Cats are very sensitive to stress and can suffer anxiety when exposed to certain stimuli or new environments. For example, a new pet in the house or moving to a new home could cause your pet stress. Cats that are in heat may also experience anxiety which can cause anorexia.

  1. Food Rejection

Some pet owners make the mistake of suddenly changing their cat’s food. When this happens, the cat may reject the new food and lose weight over time. When changing your cat’s food, it is important to perform the change gradually by adding a little of the new food into the old food.

  1. Poisoning

When a cat ingests a poisonous substance, such as human food that is toxic to cats or a certain type of plant, it can experience damage to its digestive system and other areas of the body. This may cause your cat to not feel like eating. Depending on the toxic substance, your cat may require urgent treatment from a vet.

What are the Signs of Anorexia?

Anorexia in cats can cause a wide range of symptoms. These symptoms can worsen over time depending on the cat’s level of stress and other factors. Some of the most common signs of anorexia include:

  • Weight loss
  • Depression
  • Lethargy
  • Unresponsiveness
  • Excessive salivation
  • Yellowing of the skin
  • Loss of appetite
  • Unwillingness to be active
  • Diarrhea
  • Vomiting
  • Hiding
  • Clinginess

How Is Anorexia in Cats Treated?

If your cat has stopped eating, it is important to see your vet as soon as possible. Your vet will start by distinguishing between true and pseudo-anorexia by reviewing the cat’s medical history and performing a physical exam to look for signs of abnormalities. There are also a variety of testing that your vet may perform to get a diagnosis, such as blood work, thyroid testing, X-rays, urinalysis, ultrasound, endoscopy, FeLV testing, and FIV testing.

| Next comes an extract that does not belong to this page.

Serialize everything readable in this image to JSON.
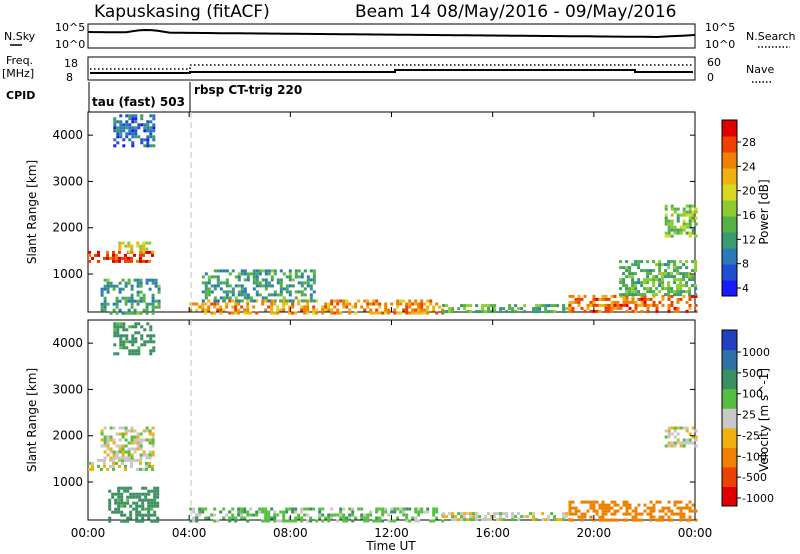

Treatment for anorexia in cats focuses on treating the underlying medical condition that was identified during the diagnostic process. Your vet may also recommend certain measures to help restore your pet’s health, such as supportive therapy to reverse dehydration, provide nutrition, and decrease nausea. This initial therapy is typically delivered intravenously; however, some cats that have not eaten for a longer period of time may require a feeding tube.

If a cat is unable to tolerate food in the stomach, your vet may need to place an IV line to ensure that your pet receives adequate nutrition. In most cases, nutritional therapy requires your cat to be temporarily hospitalized. This type of therapy cannot be provided at home as at-home care poses a greater risk of infection. During this time, your vet may administer certain medications to your cat. Some of the most common medications used in the treatment of anorexia include:

  • Steroids – Used to treat mild inflammatory conditions
  • Antacids – Used to treat stomach problems
  • Appetite stimulants – Used to treat loss of appetite
  • Pain medications – Used to reduce or relieve discomfort
  • Anti-nausea medications – Used to treat nausea and vomiting

The prognosis for a cat suffering from anorexia is not always clear. If your vet can identify and treat the underlying medical condition causing the anorexia, your pet is likely to make a full recovery and resume eating. However, if the ailment is related to a condition that cannot be easily treated, such as cancer, there is unfortunately a poorer prognosis for returning to normal eating habits.

When to Get Help

Anorexia in cats is a serious condition that can worsen very quickly without professional intervention. If you notice any signs that your cat has stopped eating or is losing weight quickly, it is important to see your vet as soon as possible to determine the cause and develop a treatment plan.